21. Hukuk Dairesi Esas No: 2006/6621 Karar No: 2007/5156 Karar Tarihi: 26.03.2007
Yargıtay 21. Hukuk Dairesi 2006/6621 Esas 2007/5156 Karar Sayılı İlamı
21. Hukuk Dairesi 2006/6621 E. , 2007/5156 K.
"İçtihat Metni"
Mahkemesi : Ankara 17.İş Mahkemesi Tarih : 22.3.2006 No : 1772-190
Davacı 8.9.1999 tarihinden itibaren maaşından yapılan sosyal güvenlik destek primi kesintisinin iptali ile iadesine, karar verilmesini istemiştir. Mahkeme ilamında belirtildiği şekilde, isteğin kabulüne karar vermiştir. Hükmün davalı vekili tarafından temyiz edilmesi üzerine temyiz isteğinin süresinde olduğu anlaşıldıktan ve Tetkik Hakimi tarafından düzenlenen raporla dosyadaki kağıtlar okunduktan sonra işin gereği düşünüldü ve aşağıdaki karar tesbit edildi.
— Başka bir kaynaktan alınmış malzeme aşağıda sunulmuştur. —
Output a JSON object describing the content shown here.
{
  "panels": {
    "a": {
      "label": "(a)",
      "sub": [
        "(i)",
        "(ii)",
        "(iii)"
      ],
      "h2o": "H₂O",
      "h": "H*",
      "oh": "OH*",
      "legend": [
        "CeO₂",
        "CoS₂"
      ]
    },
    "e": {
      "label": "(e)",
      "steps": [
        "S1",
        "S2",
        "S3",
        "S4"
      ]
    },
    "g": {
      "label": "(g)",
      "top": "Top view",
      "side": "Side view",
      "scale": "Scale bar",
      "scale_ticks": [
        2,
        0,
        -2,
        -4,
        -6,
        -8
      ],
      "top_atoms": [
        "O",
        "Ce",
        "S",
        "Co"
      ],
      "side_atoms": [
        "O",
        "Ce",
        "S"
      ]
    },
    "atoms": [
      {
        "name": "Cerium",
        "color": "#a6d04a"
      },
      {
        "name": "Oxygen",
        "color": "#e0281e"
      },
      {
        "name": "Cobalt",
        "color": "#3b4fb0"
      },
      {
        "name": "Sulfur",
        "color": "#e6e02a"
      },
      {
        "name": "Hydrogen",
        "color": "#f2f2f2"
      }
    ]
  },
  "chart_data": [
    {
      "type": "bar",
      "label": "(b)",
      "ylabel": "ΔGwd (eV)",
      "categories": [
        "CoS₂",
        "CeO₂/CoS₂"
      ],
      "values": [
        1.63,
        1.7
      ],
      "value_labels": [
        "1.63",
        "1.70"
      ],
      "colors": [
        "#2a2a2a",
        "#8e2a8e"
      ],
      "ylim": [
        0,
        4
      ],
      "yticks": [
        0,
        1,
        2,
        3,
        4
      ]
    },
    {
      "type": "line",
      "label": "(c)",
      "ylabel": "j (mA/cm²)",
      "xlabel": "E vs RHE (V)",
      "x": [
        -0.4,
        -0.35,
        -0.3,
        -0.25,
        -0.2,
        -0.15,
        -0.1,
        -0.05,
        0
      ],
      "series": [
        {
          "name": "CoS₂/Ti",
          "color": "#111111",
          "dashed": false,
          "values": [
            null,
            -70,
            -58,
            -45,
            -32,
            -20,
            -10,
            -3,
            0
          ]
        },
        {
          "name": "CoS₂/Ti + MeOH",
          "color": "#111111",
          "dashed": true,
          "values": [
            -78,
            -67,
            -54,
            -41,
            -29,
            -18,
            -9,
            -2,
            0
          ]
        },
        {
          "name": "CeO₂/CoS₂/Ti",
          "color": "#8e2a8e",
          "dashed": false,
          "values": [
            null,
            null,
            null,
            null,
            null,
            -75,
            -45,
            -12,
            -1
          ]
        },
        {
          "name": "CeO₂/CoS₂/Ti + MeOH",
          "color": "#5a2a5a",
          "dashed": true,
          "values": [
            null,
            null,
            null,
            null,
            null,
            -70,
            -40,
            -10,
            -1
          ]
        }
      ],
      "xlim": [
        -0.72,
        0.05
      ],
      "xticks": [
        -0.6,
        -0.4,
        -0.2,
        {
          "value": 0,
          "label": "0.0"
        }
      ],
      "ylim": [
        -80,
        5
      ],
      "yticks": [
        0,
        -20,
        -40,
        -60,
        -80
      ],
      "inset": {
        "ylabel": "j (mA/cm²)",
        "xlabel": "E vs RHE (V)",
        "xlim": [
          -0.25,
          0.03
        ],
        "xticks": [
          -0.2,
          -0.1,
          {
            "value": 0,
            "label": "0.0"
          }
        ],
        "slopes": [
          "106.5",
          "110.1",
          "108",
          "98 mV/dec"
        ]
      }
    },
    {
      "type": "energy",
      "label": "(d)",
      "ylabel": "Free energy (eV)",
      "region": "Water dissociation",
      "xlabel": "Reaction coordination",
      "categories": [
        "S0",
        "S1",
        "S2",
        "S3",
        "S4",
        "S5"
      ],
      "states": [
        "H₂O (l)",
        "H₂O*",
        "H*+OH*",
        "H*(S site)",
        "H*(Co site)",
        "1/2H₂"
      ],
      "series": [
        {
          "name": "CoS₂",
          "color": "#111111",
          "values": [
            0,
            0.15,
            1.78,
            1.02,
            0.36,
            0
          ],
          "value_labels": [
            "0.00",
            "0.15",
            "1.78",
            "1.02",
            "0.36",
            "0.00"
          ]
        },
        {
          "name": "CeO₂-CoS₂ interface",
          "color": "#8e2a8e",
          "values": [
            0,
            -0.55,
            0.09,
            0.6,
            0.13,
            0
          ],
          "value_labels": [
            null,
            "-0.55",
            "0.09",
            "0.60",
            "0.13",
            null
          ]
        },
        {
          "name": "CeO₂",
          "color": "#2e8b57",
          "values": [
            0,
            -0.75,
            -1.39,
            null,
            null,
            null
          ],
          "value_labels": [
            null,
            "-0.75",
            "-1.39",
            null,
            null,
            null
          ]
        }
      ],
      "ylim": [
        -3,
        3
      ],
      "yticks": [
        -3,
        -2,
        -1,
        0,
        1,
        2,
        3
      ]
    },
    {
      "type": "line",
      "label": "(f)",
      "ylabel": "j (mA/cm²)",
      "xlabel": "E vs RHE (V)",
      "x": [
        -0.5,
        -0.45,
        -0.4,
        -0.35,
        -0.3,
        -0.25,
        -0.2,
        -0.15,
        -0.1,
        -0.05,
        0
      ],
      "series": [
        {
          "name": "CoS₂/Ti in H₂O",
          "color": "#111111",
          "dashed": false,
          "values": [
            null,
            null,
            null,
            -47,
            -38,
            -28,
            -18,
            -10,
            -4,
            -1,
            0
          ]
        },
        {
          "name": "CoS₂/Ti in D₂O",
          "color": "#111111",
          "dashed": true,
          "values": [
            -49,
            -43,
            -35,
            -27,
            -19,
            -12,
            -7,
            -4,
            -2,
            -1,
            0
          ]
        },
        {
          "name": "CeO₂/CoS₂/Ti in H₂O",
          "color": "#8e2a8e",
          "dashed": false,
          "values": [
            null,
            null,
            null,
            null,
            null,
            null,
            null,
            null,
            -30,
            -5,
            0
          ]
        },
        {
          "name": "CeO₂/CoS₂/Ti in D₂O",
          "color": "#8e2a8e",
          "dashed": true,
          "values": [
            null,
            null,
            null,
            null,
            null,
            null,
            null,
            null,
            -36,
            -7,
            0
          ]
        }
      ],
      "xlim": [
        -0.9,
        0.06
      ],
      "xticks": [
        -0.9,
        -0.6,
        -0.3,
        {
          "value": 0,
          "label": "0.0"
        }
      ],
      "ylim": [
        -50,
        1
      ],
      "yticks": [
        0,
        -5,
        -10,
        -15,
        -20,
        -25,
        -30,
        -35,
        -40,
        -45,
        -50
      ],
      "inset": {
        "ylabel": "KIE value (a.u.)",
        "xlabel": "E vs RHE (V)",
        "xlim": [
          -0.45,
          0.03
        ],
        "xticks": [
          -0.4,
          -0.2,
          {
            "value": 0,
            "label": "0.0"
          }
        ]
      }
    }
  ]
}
Dava, davalı Kurum’a sosyal güvenlik destek primi borcu olmadığının tesbiti istemine ilişkindir. Mahkemece, istemin kabulüne karar verilmiş ise de, bu sonuca eksik inceleme ile ulaşılmıştır. Davıcıya, 1479 sayılı yasa kapsamında Bağ-Kur sigortalı iken 01.03.1993 tarihinden itibaren yaşlılık aylığı bağlanmıştır. Davacının 01.02.1985 tarihinde Kuaförler, Güzellik Salonları, Manikürcüler Esnaf Odası üyeliği; 31.07.1995 tarihinde vergi kaydı ve 30.12.2004 tarihinde Esnaf Sicil kaydı sona ermiştir. Bağlanan yaşlılık aylıklarından 08.09.1999 tarihinden itibaren hesaplanan 841,05 YTL SGDP aslı ve 1.257,92 YTL ceza kesildiği görülmektedir. Gerçekten, 4447 sayılı yasanın 38. maddesi ile 1479 sayılı yasaya eklenen ek 20. maddede, yaşlılık aylığı bağlananlardan kendi adına ve hesabına çalışmalarına devam edenlerin veya daha sonra çalışmaya başlayanların aylıklarından, aylığın bağlandığı veya tekrar çalışmaya başlanıldığı tarihi takip eden aybaşından itibaren %10 oranında sosyal güvenlik destek primi kesileceği hükmü öngörülmüştür. Dava konusu olayda,davacının vergi yükümlülüğünün sona erdiği belirtilmiş ise de,esnaf ve sanatkar sicil kaydının devam ettiği görülmektedir. 507 sayılı Esnaf ve Küçük Sanatkarlar Kanunu’nun 5. ve 119. maddeleri gereğince esnaf ve sanatkar sicili bağımsız çalışma yönünden yasal karine teşkil etmektedir. Öte yandan, 3165 sayılı yasa ile değişik 1479 sayılı yasanın 24. maddesinde, kendi adına ve hesabına çalışmaya (sigortalılığa) karine yönünden vergi kaydının, bu kaydın bulunmaması veya vergiden muaf olunması halinde, esnaf ve sanatkar sicili veya kanunla kurulu meslek kuruluşu kayıtlarının esas alınacağı belirlenmiştir. Bu durumda, davacının vergi kaydının silinmiş olmasına karşın, bu kayıttan muaf biçimde kendi adına ve hesabına bağımsız çalışmasını sürdürüp sürdürmediğini emniyet ve belediye aracılığı ile araştırmak, esnaf kuruluşlarından araştırma yapmak, tarafların göstereceği deliller toplanmak, bütün belge ve deliller birlikte değerlendirilerek sonucuna göre karar vermek gerekirken, mahkemece, bu maddi ve hukuki olgular göz önünde tutulmaksızın eksik inceleme ve araştırma ile yazılı şekilde hüküm kurulması usul ve yasaya aykırı olup bozma nedenidir. O halde, davalı Kurum’un bu yönleri amaçlayan temyiz itirazları kabul edilmeli ve hüküm bozulmalıdır. SONUÇ: Hükmün yukarıda açıklanan nedenlerle BOZULMASINA, 26.03.2007 gününde oybirliğiyle karar verildi.